"It hurts, I can't deny it." John Fleming, a fifth-generation farmer born in Halifax County in the heart of North Carolina, anxiously watched the numbers on his computer screen: The prices of cotton, soybeans and corn were plummeting. On Monday, April 7, the markets plunged again, five days after Donald Trump's "Liberation Day" with the announcement of massive tariffs. The 44-year-old farmer, with his red beard and coffee thermos in hand, will not plant cotton this year: The price of $0.649 per pound is below the break-even point. He now awaits the repercussions of the new tariffs: "I hope that it's gonna be a short-term pain, for a long-term gain." The wish has been echoed by MAGA (Make America Great Again) Republican lawmakers and ultraconservative Fox News editorialists in recent days: "It will be worth the pain."
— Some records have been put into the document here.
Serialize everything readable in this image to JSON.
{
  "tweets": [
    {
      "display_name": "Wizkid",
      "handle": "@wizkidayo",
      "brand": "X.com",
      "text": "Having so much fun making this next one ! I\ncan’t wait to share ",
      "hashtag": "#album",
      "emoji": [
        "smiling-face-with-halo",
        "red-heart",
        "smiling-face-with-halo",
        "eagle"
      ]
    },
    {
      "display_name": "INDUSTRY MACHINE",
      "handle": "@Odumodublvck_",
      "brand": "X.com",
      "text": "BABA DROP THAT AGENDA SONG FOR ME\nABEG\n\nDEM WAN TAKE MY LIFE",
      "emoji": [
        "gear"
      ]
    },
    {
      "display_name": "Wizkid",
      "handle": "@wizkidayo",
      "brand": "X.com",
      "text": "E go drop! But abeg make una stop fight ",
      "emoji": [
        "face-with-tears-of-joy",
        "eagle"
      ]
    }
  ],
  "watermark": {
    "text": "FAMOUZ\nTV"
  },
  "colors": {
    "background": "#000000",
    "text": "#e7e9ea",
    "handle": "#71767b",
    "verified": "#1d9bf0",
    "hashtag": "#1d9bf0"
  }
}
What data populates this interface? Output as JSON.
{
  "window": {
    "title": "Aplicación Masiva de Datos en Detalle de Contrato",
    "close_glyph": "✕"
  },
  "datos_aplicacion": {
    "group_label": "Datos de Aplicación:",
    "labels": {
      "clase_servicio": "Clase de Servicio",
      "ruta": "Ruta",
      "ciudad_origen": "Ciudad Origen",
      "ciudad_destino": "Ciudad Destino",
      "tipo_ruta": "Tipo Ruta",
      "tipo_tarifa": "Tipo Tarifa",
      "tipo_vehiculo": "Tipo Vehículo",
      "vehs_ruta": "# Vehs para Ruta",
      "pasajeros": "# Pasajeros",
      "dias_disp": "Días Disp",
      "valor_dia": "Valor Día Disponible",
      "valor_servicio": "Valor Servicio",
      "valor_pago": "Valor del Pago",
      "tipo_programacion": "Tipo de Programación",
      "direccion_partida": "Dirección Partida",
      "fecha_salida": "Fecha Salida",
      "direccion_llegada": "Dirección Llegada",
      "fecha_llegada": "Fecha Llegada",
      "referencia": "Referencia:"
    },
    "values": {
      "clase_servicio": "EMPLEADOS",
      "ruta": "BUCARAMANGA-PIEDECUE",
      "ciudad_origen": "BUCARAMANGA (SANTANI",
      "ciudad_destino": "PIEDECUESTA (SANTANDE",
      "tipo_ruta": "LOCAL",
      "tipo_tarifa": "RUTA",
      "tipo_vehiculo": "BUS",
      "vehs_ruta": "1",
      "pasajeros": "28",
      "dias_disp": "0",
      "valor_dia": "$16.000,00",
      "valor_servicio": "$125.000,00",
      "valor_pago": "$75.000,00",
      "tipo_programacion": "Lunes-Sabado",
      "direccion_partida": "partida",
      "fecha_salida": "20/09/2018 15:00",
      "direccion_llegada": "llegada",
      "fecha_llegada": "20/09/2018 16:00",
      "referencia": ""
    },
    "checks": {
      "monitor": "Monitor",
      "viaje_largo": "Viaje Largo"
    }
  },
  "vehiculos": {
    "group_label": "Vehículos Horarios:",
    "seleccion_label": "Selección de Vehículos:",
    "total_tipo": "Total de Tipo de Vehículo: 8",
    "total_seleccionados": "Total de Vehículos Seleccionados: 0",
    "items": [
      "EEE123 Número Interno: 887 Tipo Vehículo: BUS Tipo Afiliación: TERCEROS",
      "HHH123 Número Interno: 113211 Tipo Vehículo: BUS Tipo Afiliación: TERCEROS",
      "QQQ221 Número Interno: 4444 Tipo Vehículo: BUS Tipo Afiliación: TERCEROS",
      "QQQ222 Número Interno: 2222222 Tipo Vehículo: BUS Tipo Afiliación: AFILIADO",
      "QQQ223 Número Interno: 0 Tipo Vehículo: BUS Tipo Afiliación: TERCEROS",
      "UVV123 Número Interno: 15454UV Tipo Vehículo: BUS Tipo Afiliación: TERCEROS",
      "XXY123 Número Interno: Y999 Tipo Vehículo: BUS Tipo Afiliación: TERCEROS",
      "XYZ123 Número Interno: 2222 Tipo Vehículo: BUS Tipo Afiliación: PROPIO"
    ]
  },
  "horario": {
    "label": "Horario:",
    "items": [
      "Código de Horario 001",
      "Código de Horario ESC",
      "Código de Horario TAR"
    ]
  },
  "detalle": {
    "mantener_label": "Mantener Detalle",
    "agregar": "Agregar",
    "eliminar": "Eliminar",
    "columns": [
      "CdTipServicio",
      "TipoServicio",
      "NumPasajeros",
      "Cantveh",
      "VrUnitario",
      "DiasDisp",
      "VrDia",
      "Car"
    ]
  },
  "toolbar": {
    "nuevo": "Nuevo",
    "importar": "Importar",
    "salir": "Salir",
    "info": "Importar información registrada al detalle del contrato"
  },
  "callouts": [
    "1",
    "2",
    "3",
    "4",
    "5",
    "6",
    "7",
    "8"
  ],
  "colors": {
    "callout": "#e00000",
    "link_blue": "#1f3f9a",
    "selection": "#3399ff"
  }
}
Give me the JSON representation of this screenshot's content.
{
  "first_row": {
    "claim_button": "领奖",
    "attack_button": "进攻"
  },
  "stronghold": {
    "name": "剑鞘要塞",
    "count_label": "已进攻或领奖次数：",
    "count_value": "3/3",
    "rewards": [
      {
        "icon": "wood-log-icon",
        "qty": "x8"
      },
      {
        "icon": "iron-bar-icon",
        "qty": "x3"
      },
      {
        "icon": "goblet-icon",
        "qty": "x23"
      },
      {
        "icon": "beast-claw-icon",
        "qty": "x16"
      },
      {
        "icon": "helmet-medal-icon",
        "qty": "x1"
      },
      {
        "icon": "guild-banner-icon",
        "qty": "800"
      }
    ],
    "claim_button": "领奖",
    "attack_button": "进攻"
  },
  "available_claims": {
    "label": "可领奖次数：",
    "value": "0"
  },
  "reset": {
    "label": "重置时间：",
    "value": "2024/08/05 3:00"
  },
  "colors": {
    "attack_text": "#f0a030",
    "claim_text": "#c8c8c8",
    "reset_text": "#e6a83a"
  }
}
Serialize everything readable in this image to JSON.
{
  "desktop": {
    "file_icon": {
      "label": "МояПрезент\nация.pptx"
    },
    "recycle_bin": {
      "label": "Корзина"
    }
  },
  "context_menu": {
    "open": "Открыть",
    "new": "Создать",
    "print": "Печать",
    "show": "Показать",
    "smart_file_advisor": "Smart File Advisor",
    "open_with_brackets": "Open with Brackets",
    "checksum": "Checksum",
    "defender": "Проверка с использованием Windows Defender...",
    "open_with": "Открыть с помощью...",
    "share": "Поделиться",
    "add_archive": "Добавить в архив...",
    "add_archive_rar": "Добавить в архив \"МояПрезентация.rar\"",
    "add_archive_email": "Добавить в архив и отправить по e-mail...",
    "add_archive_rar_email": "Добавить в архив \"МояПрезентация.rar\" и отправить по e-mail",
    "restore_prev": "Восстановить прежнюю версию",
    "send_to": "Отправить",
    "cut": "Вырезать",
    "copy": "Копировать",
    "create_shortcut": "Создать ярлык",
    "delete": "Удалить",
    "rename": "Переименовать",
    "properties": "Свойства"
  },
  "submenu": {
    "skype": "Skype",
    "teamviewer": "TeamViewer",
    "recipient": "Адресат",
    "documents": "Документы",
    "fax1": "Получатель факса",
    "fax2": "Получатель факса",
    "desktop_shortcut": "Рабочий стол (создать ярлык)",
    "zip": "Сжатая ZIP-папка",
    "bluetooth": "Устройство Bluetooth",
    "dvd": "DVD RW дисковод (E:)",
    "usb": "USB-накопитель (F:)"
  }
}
In North Carolina, a swing state that Trump won by 185,000 votes in November 2024 and the fifth-largest US exporter to China, anxiety mingled with hope among farmers. Soybean, corn, wheat, peanut, tobacco and cotton fields cover a quarter of this eastern territory, interspersed with forests, Baptist churches and Victorian-style houses. Nearly 80% of agricultural counties in the United States voted for Trump, according to the US Department of Agriculture. Fleming hesitated to reveal that he voted for the MAGA champion, fearing activists might set his tractor on fire just as they damage Tesla cars, the company owned by Trump adviser Elon Musk.